Figure 5.

TBL1 is a critical component of a SCF complex in diffuse large B-cell lymphoma through which it modulates MYC stability. (A) The indicated diffuse large B-cell lymphoma (DLBCL) cell lines were treated with either dimethylsulfoxide (DMSO) control (NT) or tegavivint (T) for 12 hours, immunoprecipitated with either an anti-TBL1 or anti-SKP1, and then immunoblotted with the indicated antibodies. β-CATENIN and histone H3 were used as positive and negative controls, respectively. (B) Confocal images (60x) of proximity ligation assay (PLA) showing the CAND1-CUL1 interaction in the indicated DLBCL cells lines after treatment with either DMSO control (NT) or tegavivint (T) for 12 hours.
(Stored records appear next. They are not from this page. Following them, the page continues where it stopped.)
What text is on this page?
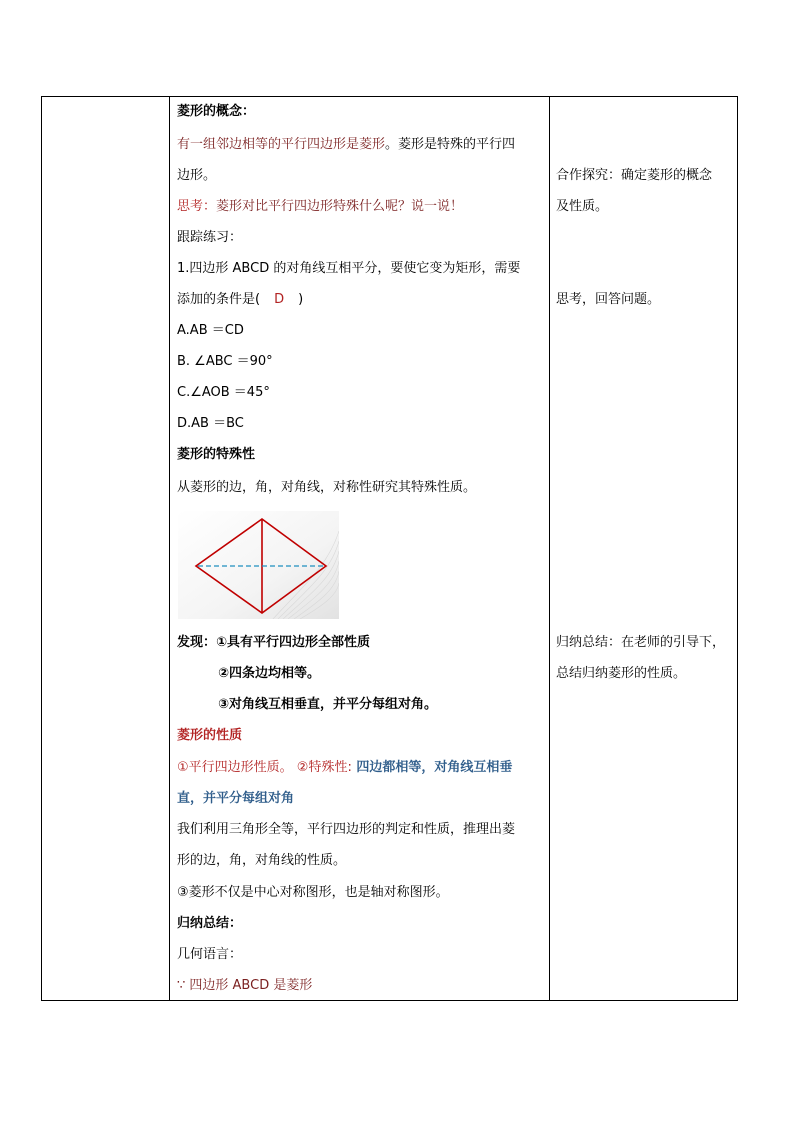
菱形的概念：
有一组邻边相等的平行四边形是菱形。菱形是特殊的平行四
边形。
思考：菱形对比平行四边形特殊什么呢？说一说！
跟踪练习：
1.四边形 ABCD 的对角线互相平分，要使它变为矩形，需要
添加的条件是( D )
A.AB ＝CD
B. ∠ABC ＝90°
C.∠AOB ＝45°
D.AB ＝BC
菱形的特殊性
从菱形的边，角，对角线，对称性研究其特殊性质。
发现：①具有平行四边形全部性质
②四条边均相等。
③对角线互相垂直，并平分每组对角。
菱形的性质
①平行四边形性质。 ②特殊性: 四边都相等，对角线互相垂
直，并平分每组对角
我们利用三角形全等，平行四边形的判定和性质，推理出菱
形的边，角，对角线的性质。
③菱形不仅是中心对称图形，也是轴对称图形。
归纳总结：
几何语言：
∵ 四边形 ABCD 是菱形
合作探究：确定菱形的概念
及性质。
思考，回答问题。
归纳总结：在老师的引导下，
总结归纳菱形的性质。
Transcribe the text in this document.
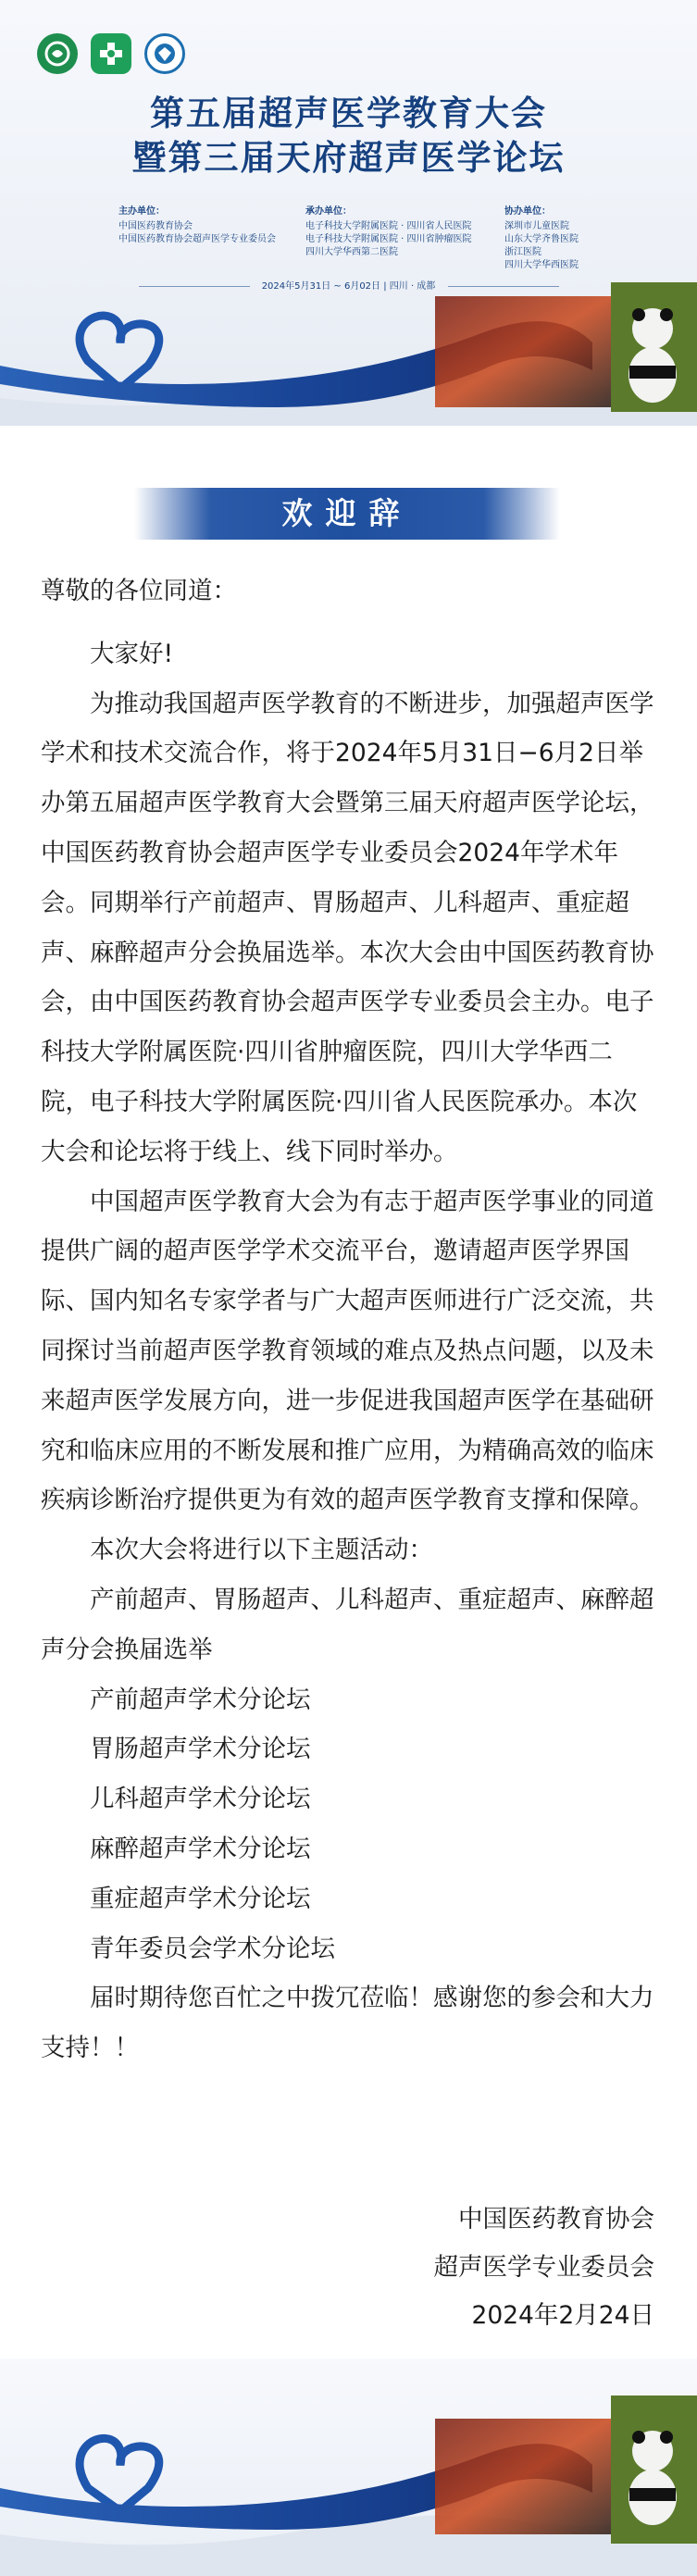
第五届超声医学教育大会
暨第三届天府超声医学论坛
主办单位：
中国医药教育协会
中国医药教育协会超声医学专业委员会
承办单位：
电子科技大学附属医院 · 四川省人民医院
电子科技大学附属医院 · 四川省肿瘤医院
四川大学华西第二医院
协办单位：
深圳市儿童医院
山东大学齐鲁医院
浙江医院
四川大学华西医院
2024年5月31日 ~ 6月02日 | 四川 · 成都
欢迎辞

尊敬的各位同道：

大家好!

为推动我国超声医学教育的不断进步，加强超声医学学术和技术交流合作，将于2024年5月31日−6月2日举办第五届超声医学教育大会暨第三届天府超声医学论坛，中国医药教育协会超声医学专业委员会2024年学术年会。同期举行产前超声、胃肠超声、儿科超声、重症超声、麻醉超声分会换届选举。本次大会由中国医药教育协会，由中国医药教育协会超声医学专业委员会主办。电子科技大学附属医院·四川省肿瘤医院，四川大学华西二院，电子科技大学附属医院·四川省人民医院承办。本次大会和论坛将于线上、线下同时举办。

中国超声医学教育大会为有志于超声医学事业的同道提供广阔的超声医学学术交流平台，邀请超声医学界国际、国内知名专家学者与广大超声医师进行广泛交流，共同探讨当前超声医学教育领域的难点及热点问题，以及未来超声医学发展方向，进一步促进我国超声医学在基础研究和临床应用的不断发展和推广应用，为精确高效的临床疾病诊断治疗提供更为有效的超声医学教育支撑和保障。

本次大会将进行以下主题活动：

产前超声、胃肠超声、儿科超声、重症超声、麻醉超声分会换届选举

产前超声学术分论坛

胃肠超声学术分论坛

儿科超声学术分论坛

麻醉超声学术分论坛

重症超声学术分论坛

青年委员会学术分论坛

届时期待您百忙之中拨冗莅临！感谢您的参会和大力支持！！

中国医药教育协会
超声医学专业委员会
2024年2月24日
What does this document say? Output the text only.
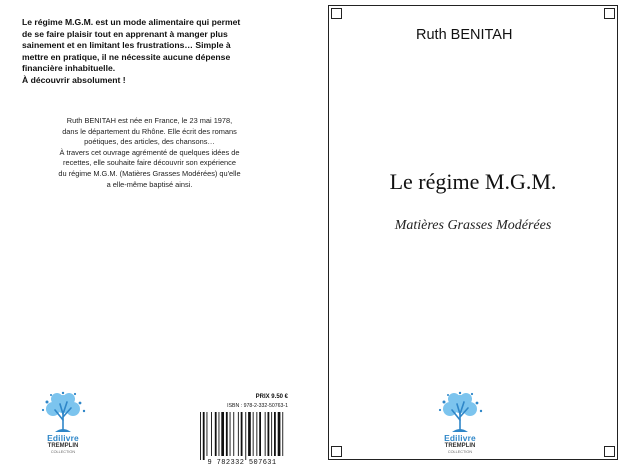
Le régime M.G.M. est un mode alimentaire qui permet
de se faire plaisir tout en apprenant à manger plus
sainement et en limitant les frustrations… Simple à
mettre en pratique, il ne nécessite aucune dépense
financière inhabituelle.
À découvrir absolument !
Ruth BENITAH est née en France, le 23 mai 1978,
dans le département du Rhône. Elle écrit des romans
poétiques, des articles, des chansons…
À travers cet ouvrage agrémenté de quelques idées de
recettes, elle souhaite faire découvrir son expérience
du régime M.G.M. (Matières Grasses Modérées) qu'elle
a elle-même baptisé ainsi.
Edilivre
TREMPLIN
COLLECTION
PRIX 9.50 €
ISBN : 978-2-332-50763-1
9 782332 507631
Ruth BENITAH
Le régime M.G.M.
Matières Grasses Modérées
Edilivre
TREMPLIN
COLLECTION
Red indicates PLA signal, blue indicates cell nuclei (Dapi). Graph represents the mean value of PLA signal from no less than 300 cells (n=3). **P<0.005 by paired t-test. (C) Proposed model of the mechanism of tegavivint-induced activation of the SCF complex in DLBCL. (D) Immunoblot showing PLK1 and MYC expression levels after treatment with either DMSO control (NT) or tegavivint (T) at the indicated time points. (E) Immunoblot showing PLK1 level after treatment with either the translation inhibitor cycloheximide (CHX), tegavivint (T) or the combination (CHX+T) for the indicated time points. (F) Immunoblot showing PLK1 and MYC expression after treatment with either DMSO control (NT), tegavivint (T), the proteasome inhibitor MG132 or the combination (T+MG132) for 24 hours. (G) Cytotoxicity assay in DLBCL cell lines treated with either DMSO control (NT) or tegavivint (T), MG132 or the combination (T+MG132). Viability was determined by annexinV/propidium (Ann-/PI-) staining and flow cytometry at 24 hours. n= 3, data represent means ± SEM. *P<0.05, **P<0.005 by linear mixed effects models including interaction test between T and MG132. CHX: 70 mg/mL added for 1 hour and then washed before adding tegavivint treatment. MG132 (Riva, OCI-Ly3 and WSU-NHL: 0.5 uM and Pfeiffer: 0.3 uM) was added 6 hours after tegavivint treatment was started.